Needless to say, this absolutely fucking murdered the creative scene Blizzard's games had that heretofore had been making free content for Blizzard's games for fucking decades. More inveterate shitlords in said creative scene elected to make maps like that one where there's a perptual instant-death swastika slowly spinning in the center of the map that gets slowly bigger as the map goes on (because Blizzard owns it now) and got them into the best maps pool before the Jannies declared no fun allowed and pulled the plug on the practice.
What about the you cant copyright game mechanics lawsuits?They're sure as shit trying to prevent them from being able to do so.
They are flat out attempting to effectively revoke 1.0, even their recently released statements about the new OGL make that crystal clear (offering a "6 month grace period" for content currently in production that meets "certain criteria" to operate under 1.0).
1.0 says you can use "any authorized license". The new license explicitly makes 1.0 no longer authorized, which would render 1.0 null and void. That's the line WOTC is trying to use to effectively revoke 1.0. 1.0 did not include an actual irrevocable clause. This was almost certainly an oversite on the authors part (they probably thought it was clear enough, and that 1,0 would always be authorized because it's the original). But there's enough wiggle room there for WOTC to lay a solid argument that they (wotc, not the actual authors) always intended the license to be revocable by way of approving it with the verbaige that's in it (excluding an irrevocable clause, authorized license clause).
There's a mix of "they'll never get away with that" and "you're fucked" floating around some lawyer analysis, but the analysis of the lawyers of companies that are producing OGL 1.0 content has been "They have a strong claim" which is lawyerspeak for "You're probably fucked"/"It's going to be a bitch to fight and there's a high chance we lose".
I honestly think the "they can't do that!" crowd is just huffing the copium. Never trust the US judicial system to side with the "little guy". It's a miracle when it happens.

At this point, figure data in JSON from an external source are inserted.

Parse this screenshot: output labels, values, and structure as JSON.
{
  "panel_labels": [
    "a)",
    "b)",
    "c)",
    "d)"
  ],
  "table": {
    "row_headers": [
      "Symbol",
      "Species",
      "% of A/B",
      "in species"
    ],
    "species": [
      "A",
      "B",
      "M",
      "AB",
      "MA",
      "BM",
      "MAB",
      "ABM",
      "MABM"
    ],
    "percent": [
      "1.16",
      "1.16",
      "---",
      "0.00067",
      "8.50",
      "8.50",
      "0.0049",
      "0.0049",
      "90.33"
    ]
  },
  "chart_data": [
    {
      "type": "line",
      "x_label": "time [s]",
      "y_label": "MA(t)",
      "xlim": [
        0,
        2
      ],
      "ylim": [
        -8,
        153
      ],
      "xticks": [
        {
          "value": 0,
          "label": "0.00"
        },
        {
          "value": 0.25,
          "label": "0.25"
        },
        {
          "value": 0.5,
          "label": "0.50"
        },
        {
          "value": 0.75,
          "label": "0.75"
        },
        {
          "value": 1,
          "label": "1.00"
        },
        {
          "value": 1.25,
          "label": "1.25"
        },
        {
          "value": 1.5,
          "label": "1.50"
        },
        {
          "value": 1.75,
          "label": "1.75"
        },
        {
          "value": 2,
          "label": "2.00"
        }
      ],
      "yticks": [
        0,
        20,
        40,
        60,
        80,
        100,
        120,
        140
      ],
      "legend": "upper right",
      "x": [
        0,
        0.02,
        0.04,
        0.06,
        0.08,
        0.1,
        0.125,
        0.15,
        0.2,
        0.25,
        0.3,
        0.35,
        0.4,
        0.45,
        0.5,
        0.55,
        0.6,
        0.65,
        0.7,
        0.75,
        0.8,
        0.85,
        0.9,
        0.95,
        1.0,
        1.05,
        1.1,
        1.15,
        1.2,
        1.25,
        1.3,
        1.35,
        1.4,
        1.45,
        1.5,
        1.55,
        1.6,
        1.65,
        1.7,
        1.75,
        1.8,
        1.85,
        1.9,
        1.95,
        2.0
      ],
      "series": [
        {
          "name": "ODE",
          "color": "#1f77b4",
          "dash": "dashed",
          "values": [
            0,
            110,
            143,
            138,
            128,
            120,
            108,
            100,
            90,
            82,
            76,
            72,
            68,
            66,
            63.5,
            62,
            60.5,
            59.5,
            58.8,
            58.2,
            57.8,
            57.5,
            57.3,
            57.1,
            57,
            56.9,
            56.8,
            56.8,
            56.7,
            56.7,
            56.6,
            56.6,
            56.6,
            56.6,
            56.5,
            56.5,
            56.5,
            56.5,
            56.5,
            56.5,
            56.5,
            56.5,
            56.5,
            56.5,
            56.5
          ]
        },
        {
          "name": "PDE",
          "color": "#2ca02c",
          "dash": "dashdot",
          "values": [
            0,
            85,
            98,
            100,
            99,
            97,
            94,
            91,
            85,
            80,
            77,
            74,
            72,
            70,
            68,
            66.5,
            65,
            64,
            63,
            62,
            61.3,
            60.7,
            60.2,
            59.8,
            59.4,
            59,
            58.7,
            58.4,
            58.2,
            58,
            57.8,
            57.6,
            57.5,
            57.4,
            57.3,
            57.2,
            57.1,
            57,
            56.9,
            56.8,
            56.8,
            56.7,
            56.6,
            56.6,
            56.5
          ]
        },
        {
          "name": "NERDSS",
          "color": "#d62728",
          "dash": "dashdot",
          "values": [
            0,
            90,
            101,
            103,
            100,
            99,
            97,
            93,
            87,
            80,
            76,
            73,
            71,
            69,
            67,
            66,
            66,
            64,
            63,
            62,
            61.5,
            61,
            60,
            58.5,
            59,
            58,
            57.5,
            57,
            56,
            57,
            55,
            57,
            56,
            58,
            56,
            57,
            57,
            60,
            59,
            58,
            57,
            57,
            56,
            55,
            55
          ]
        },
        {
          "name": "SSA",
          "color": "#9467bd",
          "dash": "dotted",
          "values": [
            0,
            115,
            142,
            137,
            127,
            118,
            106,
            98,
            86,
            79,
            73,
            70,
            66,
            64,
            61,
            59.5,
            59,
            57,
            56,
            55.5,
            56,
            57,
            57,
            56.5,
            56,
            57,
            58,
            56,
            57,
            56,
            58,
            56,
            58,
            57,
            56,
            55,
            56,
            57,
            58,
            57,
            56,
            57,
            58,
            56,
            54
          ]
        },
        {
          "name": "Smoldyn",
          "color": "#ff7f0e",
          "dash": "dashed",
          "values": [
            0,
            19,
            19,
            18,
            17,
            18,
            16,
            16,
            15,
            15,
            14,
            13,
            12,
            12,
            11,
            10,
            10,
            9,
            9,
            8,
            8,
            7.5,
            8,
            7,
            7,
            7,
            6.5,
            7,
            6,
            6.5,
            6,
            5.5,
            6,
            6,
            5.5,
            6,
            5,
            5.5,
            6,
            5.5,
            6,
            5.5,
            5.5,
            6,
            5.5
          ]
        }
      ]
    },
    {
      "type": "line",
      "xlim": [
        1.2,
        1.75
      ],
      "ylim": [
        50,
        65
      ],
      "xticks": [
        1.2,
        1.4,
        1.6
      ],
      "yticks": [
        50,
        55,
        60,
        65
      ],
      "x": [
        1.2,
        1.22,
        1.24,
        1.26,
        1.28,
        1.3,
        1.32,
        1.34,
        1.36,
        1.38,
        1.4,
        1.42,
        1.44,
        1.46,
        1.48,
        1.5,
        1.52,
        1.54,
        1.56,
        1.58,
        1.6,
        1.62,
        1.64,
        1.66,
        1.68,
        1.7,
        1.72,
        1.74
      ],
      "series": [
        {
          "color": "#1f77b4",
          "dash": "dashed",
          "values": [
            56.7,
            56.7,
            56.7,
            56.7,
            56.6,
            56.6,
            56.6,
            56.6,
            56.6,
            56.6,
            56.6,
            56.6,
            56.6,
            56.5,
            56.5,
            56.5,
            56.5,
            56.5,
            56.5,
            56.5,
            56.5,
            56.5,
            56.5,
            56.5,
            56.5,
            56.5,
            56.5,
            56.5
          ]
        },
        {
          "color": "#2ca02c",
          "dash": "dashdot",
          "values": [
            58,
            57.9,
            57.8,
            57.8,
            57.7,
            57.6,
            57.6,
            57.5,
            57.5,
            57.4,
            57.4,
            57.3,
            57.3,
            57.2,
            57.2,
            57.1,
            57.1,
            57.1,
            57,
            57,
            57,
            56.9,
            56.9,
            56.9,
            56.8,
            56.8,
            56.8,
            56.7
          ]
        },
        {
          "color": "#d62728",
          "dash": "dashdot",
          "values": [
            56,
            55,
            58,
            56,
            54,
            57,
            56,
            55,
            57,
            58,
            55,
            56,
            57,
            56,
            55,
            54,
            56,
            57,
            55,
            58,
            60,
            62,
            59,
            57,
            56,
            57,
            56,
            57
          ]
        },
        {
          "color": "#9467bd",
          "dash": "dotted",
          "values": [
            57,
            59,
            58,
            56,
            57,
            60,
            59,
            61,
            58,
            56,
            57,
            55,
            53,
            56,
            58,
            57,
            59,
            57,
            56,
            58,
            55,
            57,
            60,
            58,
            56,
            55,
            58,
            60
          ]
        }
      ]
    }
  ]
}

That's an entirely different issue and is irrelevant to whether they can revoke the 1.0 license or not.What about the you cant copyright game mechanics lawsuits?
No. You have to affirmatively agree to a license for it to be binding. But if WOTC is successful in revoking 1.0 and their works are found to be derivative they would be infringing on WOTC's IP for continuing to distribute it beyond the date 1.1 goes into effect.Another question. What happens if Pathfinder republishes thier old stuff under their new license they are talking about. Couldnt WOTC say its under OGL 1.1 automatically?